Die Gruppe \(\Aut _K(L) =: \Gal (L/K) = G(L/K)\) heißt dann Galoisgruppe von \(L/K\).

Bemerkung: Für \(L/K\) normal und separabel gilt
\(|\Aut _K(L)| = [L:K] = [L:K]_S = \{\varphi \colon L \rightarrow \overline {K} \;|\; \varphi \;K\text {-Homomorphismus}\}\).
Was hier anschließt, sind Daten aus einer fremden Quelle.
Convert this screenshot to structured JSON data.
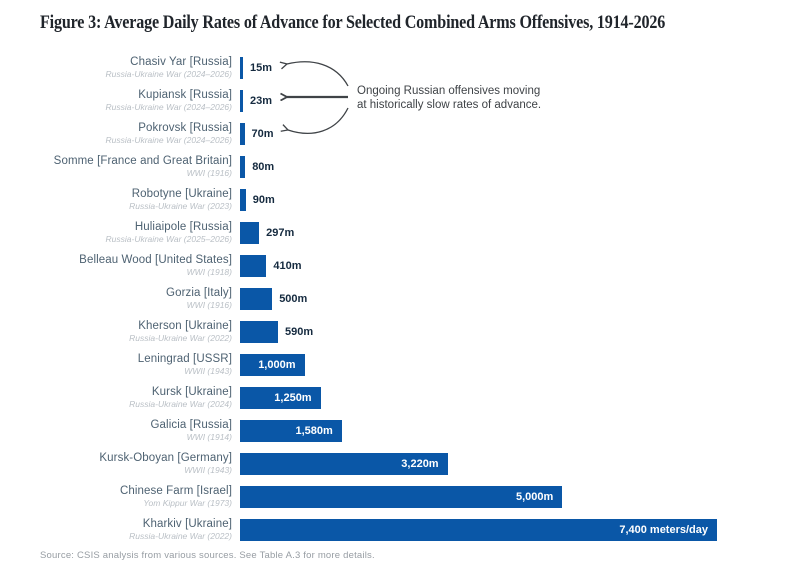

Beispiel: Gesucht ist der Zerfällungskörper \(L\) von \(f(x) = x^3 - 2\) über \(K = \rational \). Die Nullstellen von \(f(x)\) sind \(\{\sqrt [3]{2}, \sqrt [3]{2} e^{2\pi \i /3}, \sqrt [3]{2} e^{4\pi \i /3}\}\). Wählt man \(L = \rational (\sqrt [3]{2}, e^{2\pi \i /3})\), so sind alle Nullstellen von \(f(x)\) in \(L\) enthalten. Es ist \([\rational (\sqrt [3]{2}) : \rational ] = 3\), da das Minimalpolynom von \(\sqrt [3]{2}\) gleich \(f(x)\) ist. \(e^{2\pi \i /3}\) ist eine Nullstelle von \(x^3 - 1 = (x - 1)(x^2 + x + 1)\), d. h. das Minimalpolynom von \(\sqrt [3]{2}\) über \(\rational (\sqrt [3]{2})\) ist \(x^2 + x + 1\) (bei echt kleinerem Grad wäre \(e^{2\pi \i /3}\) in \(\rational (\sqrt [3]{2})\)).
Somit ist \([\rational (\sqrt [3]{2}, e^{2\pi \i /3}) : \rational (\sqrt [3]{2})] = 2\) und \([L : \rational ] = 6\). Weil \(L/\rational \) galoissch ist, muss es \(|\Aut _\rational (L)| = [L:\rational ] = 6\) Automorphismen geben.
Ein \(\rational \)-Automorphismus permutiert immer die Nullstellen von jedem Polynom, d. h. für \(f(x)\) gilt \(\sqrt [3]{2} \mapsto \dotsb \in \{\sqrt [3]{2}, \sqrt [3]{2} e^{2\pi \i /3}, \sqrt [3]{2} e^{4\pi \i /3}\}\) und für \(x^2 + x + 1\) gilt \(e^{2\pi \i /3} \mapsto \dotsb \in \{e^{2\pi \i /3}, e^{4\pi \i /3}\}\).
Jeder \(\rational \)-Automorphismus \(\sigma \colon L \rightarrow L\) ist durch die Bilder von \(\sqrt [3]{2}\) und \(e^{2\pi \i /3}\) festgelegt. Somit gibt es für jede Wahl der Bilder einen Automorphismus und \(\Aut _K(L) \simeq \Sigma _3\).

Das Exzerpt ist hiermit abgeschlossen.